Reflections on Being an Advocate for the “Guilty”
These are some musings that I have had over the past few weeks. I have been mulling ideas about what it means to be an advocate for the “guilty.” Two of my colleagues have recently inspired me to think about this idea more intentionally as it relates to my own work.
Yesterday, a colleague who teaches at a local law school shared that she tells her law students that she works “on behalf of the guilty.” She said: “I work with the young people who actually committed the crime they are accused of.” She was completely unperturbed as she relayed this. She was unapologetic about this fact. I took heart in her statement. I felt myself becoming just a little bit more hopeful too. While I have great respect for my colleagues who focus their work on exonerating the innocent, we are truly blessed to have people like her out there supporting youth in conflict in the law.
The reality is that there are young people who have committed crimes and they need support. They need zealous advocacy. Their value as human beings must be affirmed. They deserve our attention and our love. When making this case, one risks being accused of lacking compassion for crime victims and for eschewing accountability for harm done. First of all the majority of the “crimes” that young people are punished for are non-violent ones that do not involve another person. Drug offenses account for a large percentage of these “crimes.” Second most young people who have committed some sort of offense were themselves first “victims” of harm perpetrated against them. It is an unfortunate cycle of violence. Finally, I am above all a victim’s advocate and I do not believe that the current criminal legal system which is based on retribution serves victim’s interests well. Think about the fact that in criminal cases, it is the State vs. Defendant X. The victim is not at the center of the proceedings.
A couple of weeks ago, I was on a panel with another colleague who told an important story. She shared the story of a young woman who was incarcerated at the juvenile jail where she works. This young woman was jailed there for years while awaiting a transfer to an adult prison when she was of age. She told of this young woman’s immense leadership abilities and of her role as a nurturer of the other incarcerated girls. One day, without any warning, the young woman was transferred very early in the morning to the adult prison where she was eventually supposed to reside. She had spent 3 to 4 years at the jail but had not been given an opportunity to say goodbye to her peers or to her teachers and other staff who had grown to like and respect her. This was supposedly done to ensure that there would be no disturbances or “trouble” as she was being moved. My colleague ended her story by relaying that a newspaper article appeared shortly after the young woman left detailing the crimes for which she had been convicted. Apparently the details of this crime were horrific and everyone at the jail (staff, teachers, and incarcerated girls) was stunned. Could this be true? How could the person who they had gotten to know be the same person who committed this crime? But I thought she was nice… some of the other girls lamented. Who was the “real” young woman that they had interacted with? Was she the person they had admired and respected over the past 4 years or was she to be mainly defined through the crime that she had committed? The moral of this story is that people cannot solely be defined by the worse thing that they have ever done. People are complicated and grey.

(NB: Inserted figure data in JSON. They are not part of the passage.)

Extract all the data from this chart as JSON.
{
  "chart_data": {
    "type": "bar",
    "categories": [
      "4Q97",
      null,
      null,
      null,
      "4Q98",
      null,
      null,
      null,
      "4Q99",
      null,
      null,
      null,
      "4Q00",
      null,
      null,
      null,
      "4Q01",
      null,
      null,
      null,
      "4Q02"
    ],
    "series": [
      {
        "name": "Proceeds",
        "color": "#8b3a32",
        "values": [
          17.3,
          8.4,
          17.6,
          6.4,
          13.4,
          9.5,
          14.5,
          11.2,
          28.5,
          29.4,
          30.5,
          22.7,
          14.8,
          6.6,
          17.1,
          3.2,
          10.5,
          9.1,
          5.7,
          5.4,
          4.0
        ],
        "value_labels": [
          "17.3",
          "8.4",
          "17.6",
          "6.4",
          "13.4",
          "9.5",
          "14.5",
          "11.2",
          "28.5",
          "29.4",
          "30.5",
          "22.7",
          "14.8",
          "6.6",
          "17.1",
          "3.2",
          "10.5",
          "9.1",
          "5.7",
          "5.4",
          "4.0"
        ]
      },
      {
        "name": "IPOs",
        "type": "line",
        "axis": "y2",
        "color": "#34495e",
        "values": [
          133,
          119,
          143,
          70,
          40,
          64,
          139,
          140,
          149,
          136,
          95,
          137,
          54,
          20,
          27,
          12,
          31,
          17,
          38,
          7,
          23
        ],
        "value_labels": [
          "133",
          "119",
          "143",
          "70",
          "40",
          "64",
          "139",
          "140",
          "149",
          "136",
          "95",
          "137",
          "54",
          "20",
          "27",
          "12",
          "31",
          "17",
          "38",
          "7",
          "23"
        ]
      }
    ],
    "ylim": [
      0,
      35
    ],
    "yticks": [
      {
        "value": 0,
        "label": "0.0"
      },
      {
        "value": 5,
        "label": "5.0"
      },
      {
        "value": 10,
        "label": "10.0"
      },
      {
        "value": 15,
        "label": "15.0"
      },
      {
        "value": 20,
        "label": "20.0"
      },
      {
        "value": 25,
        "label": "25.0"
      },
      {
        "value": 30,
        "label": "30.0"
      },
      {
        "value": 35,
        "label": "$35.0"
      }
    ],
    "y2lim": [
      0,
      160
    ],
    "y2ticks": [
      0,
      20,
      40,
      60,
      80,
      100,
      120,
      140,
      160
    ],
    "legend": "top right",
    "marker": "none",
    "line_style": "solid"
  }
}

Yesterday I was privileged to take part in a conversation about an upcoming film by Steven James and Alex Kotlowitz called “The Interrupters.” I won’t say too much about the documentary at this point. I will definitely blog about it closer to its official release date next year. The film focuses on three violence “interrupters” from an organization here in Chicago called Ceasefire. The stories of the interrupters serve as a lens through which we can better understand public interpersonal violence and how it plays out in urban America. Even more than that, it is the story of an important group of people in America — former prisoners — and how they can/do use their unique skills and experiences to help address the issue of public interpersonal violence in our cities. One of the most important skills that these “interrupters” bring to their very difficult work is an ability be meet people exactly where they are. We often talk about the importance of being nonjudgmental but few of us ever achieve this in our work or in our lives. These interrupters absolutely do. I suspect that this is because they have had the harsh spotlight of judgment aimed squarely at them for past transgressions. When we acknowledge ourselves as being both perpetrators and survivors then we can ultimately be more forgiving of other people’s foibles. We also find ourselves more willing to act without judgement.
The people that most of us interact with are not stereotypically “bad” or “good.” People are a little bit of everything all of the time. This should engender greater compassion in us. I think that it does.